The AWS Well-Architected Framework helps you understand the pros and cons of decisions you make while building systems on AWS. By using the Framework you will learn architectural best practices for designing and operating reliable, secure, efficient, and cost-effective systems in the cloud. It provides a way to consistently measure your architectures against best practices and identify areas for improvement. We believe that having well-architected systems greatly increases the likelihood of business success.

Introduction

When architecting solutions you make trade-offs between pillars based upon your business context. Security and operational excellence are generally not traded-off against the other pillars.

Definitions

Operational Excellence

The ability to run and monitor systems to deliver business value and to continually improve supporting processes and procedures.

Security

The ability to protect information, systems, and assets while delivering business value through risk assessments and mitigation strategies.

Reliability

The ability of a system to recover from infrastructure or service disruptions, dynamically acquire computing resources to meet demand, and mitigate disruptions such as misconfigurations or transient network issues.

Performance Efficiency

The ability to use computing resources efficiently to meet system requirements, and to maintain that efficiency as demand changes and technologies evolve.

Cost Optimization

The ability to run systems to deliver business value at the lowest price point.

General Design principles

  • Stop guessing your capacity needs

  • Test systems at production scale

  • Automate to make architectural experimentation easier

  • Allow for evolutionary architectures

  • Drive architectures using data

  • Improve through game days

Operational Excellence

Design Principles

  • Perform operations as code

  • Annotated documentation (after every build)

  • Make frequent, small, reversible changes

  • Refine operations procedures frequently

  • Anticipate failure

  • Learn from all operational failures

Prepare

Operational Priorities

Your teams need to have a shared understanding of your entire workload, their role in it, and shared business goals in order to set the priorities that will enable business success. You also need to consider external regulatory and compliance requirements that may influence your priorities. Use your priorities to focus your operations improvement efforts where they will have the greatest impact (for example, developing team skills, improving workload performance, automating runbooks, or enhancing monitoring). Update your priorities as needs change.

Key AWS Services
  • AWS Cloud Compliance

  • AWS Trusted Advisor

  • Business Support

  • Entreprise Support

Design for Operations

The design of your workload should include how it will be deployed, updated, and operated. You will want to implement engineering practices that align with defect reduction and quick and safe fixes. To understand what is happening inside your architecture, you will need to enable observation with logging, instrumentation, and insightful business and technical metrics.

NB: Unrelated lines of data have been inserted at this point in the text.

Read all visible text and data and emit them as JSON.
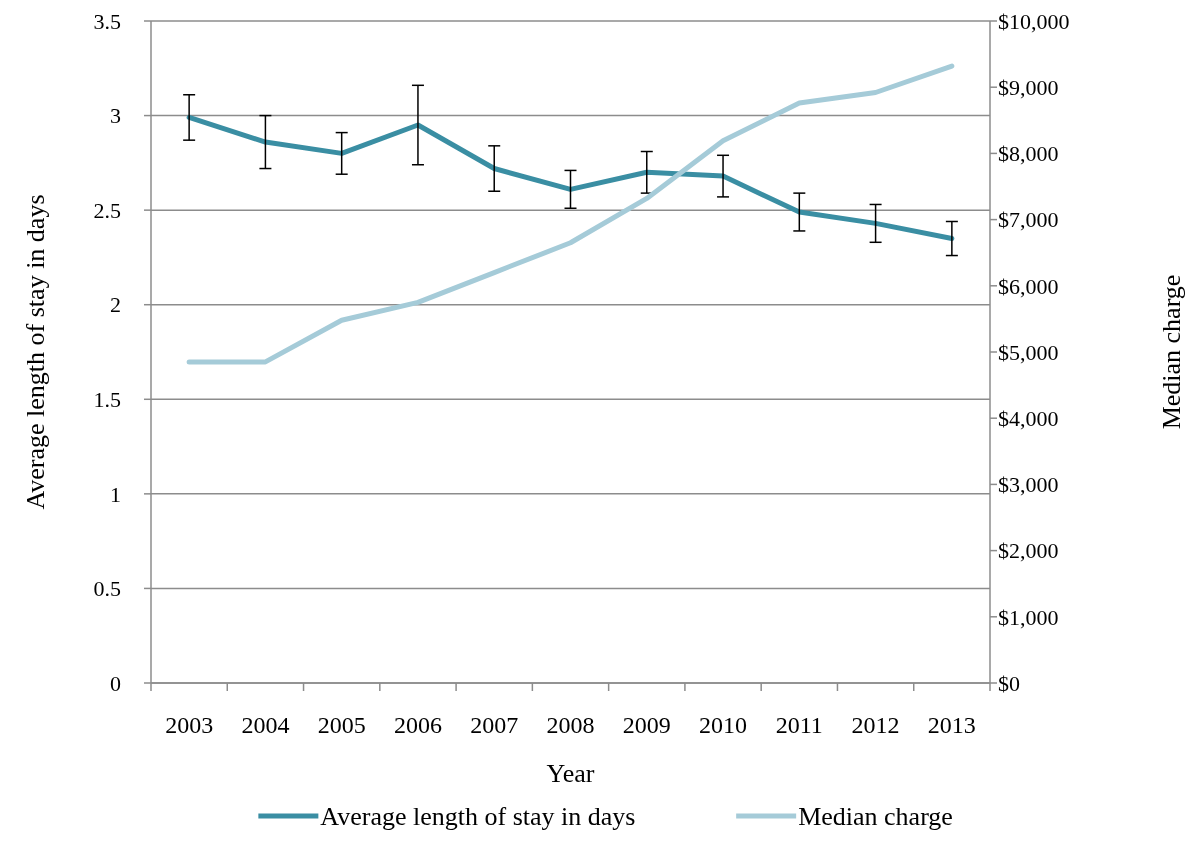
{
  "chart_data": {
    "type": "line",
    "xlabel": "Year",
    "ylabel": "Average length of stay in days",
    "y2label": "Median charge",
    "categories": [
      "2003",
      "2004",
      "2005",
      "2006",
      "2007",
      "2008",
      "2009",
      "2010",
      "2011",
      "2012",
      "2013"
    ],
    "series": [
      {
        "name": "Average length of stay in days",
        "color": "#3a8ea3",
        "values": [
          2.99,
          2.86,
          2.8,
          2.95,
          2.72,
          2.61,
          2.7,
          2.68,
          2.49,
          2.43,
          2.35
        ],
        "errors": [
          0.12,
          0.14,
          0.11,
          0.21,
          0.12,
          0.1,
          0.11,
          0.11,
          0.1,
          0.1,
          0.09
        ]
      },
      {
        "name": "Median charge",
        "color": "#a5cbd8",
        "axis": "y2",
        "values": [
          4850,
          4850,
          5480,
          5750,
          6200,
          6650,
          7320,
          8190,
          8760,
          8920,
          9320
        ]
      }
    ],
    "ylim": [
      0,
      3.5
    ],
    "yticks": [
      0,
      0.5,
      1,
      1.5,
      2,
      2.5,
      3,
      3.5
    ],
    "y2lim": [
      0,
      10000
    ],
    "y2ticks": [
      {
        "value": 0,
        "label": "$0"
      },
      {
        "value": 1000,
        "label": "$1,000"
      },
      {
        "value": 2000,
        "label": "$2,000"
      },
      {
        "value": 3000,
        "label": "$3,000"
      },
      {
        "value": 4000,
        "label": "$4,000"
      },
      {
        "value": 5000,
        "label": "$5,000"
      },
      {
        "value": 6000,
        "label": "$6,000"
      },
      {
        "value": 7000,
        "label": "$7,000"
      },
      {
        "value": 8000,
        "label": "$8,000"
      },
      {
        "value": 9000,
        "label": "$9,000"
      },
      {
        "value": 10000,
        "label": "$10,000"
      }
    ],
    "grid": "y",
    "legend": "bottom",
    "marker": "none",
    "line_style": "solid"
  }
}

In AWS, you can view your entire workload (applications, infrastructure, policy, governance, and operations) as code.

Key AWS Services
  • AWS CloudFormation

  • AWS Developer Tools

  • AWS X-Ray

Operational Readiness

You should use a consistent process (including checklists) to know when you are ready to go live with your workload.

Key AWS Services
  • AWS Config

  • AWS Systems Manager

Operate

Understanding Operational Health

Key AWS Services
  • Amazon CloudWatch Logs

  • Amazon ES

  • Personal Health Dashboard

  • Service Health Dashboard

Responding to Events

Planned and Unplanned.

Key AWS Services
  • Amazon CloudWatch

  • Amazon CloudWatch Events

  • Amazon SNS

  • Auto Scaling

  • AWS Systems Manager

Evolve

Learning from Experience

Key AWS Services
  • Amazon QuickSight

  • Amazon Athena

  • Amazon S3

Share Learnings

You should share what your teams learn to increase the benefit across your organization. You will want to share information and resources to prevent avoidable errors and ease development efforts. This will allow you to focus on delivering features.

Key AWS Services
  • Amazon SNS

  • AWS CodeCommit

  • AWS Lambda

  • AWS CloudFormation

  • Amazon Machine Images (AMIs)

Conclusion

Operational excellence is an ongoing effort. Every operational event and failure should be treated as an opportunity to improve the operations of your architecture. By understanding the needs of your workloads, predefining runbooks for routine activities, and playbooks to guide issue resolution, using the operations as code features in AWS, and maintaining situational awareness, your operations will be ready and responsive when events occur. Through focusing on incremental improvement based on operational priorities, and lessons learned from event response and retrospective analysis, you will enable the success of your business by increasing the efficiency and effectiveness of your operations.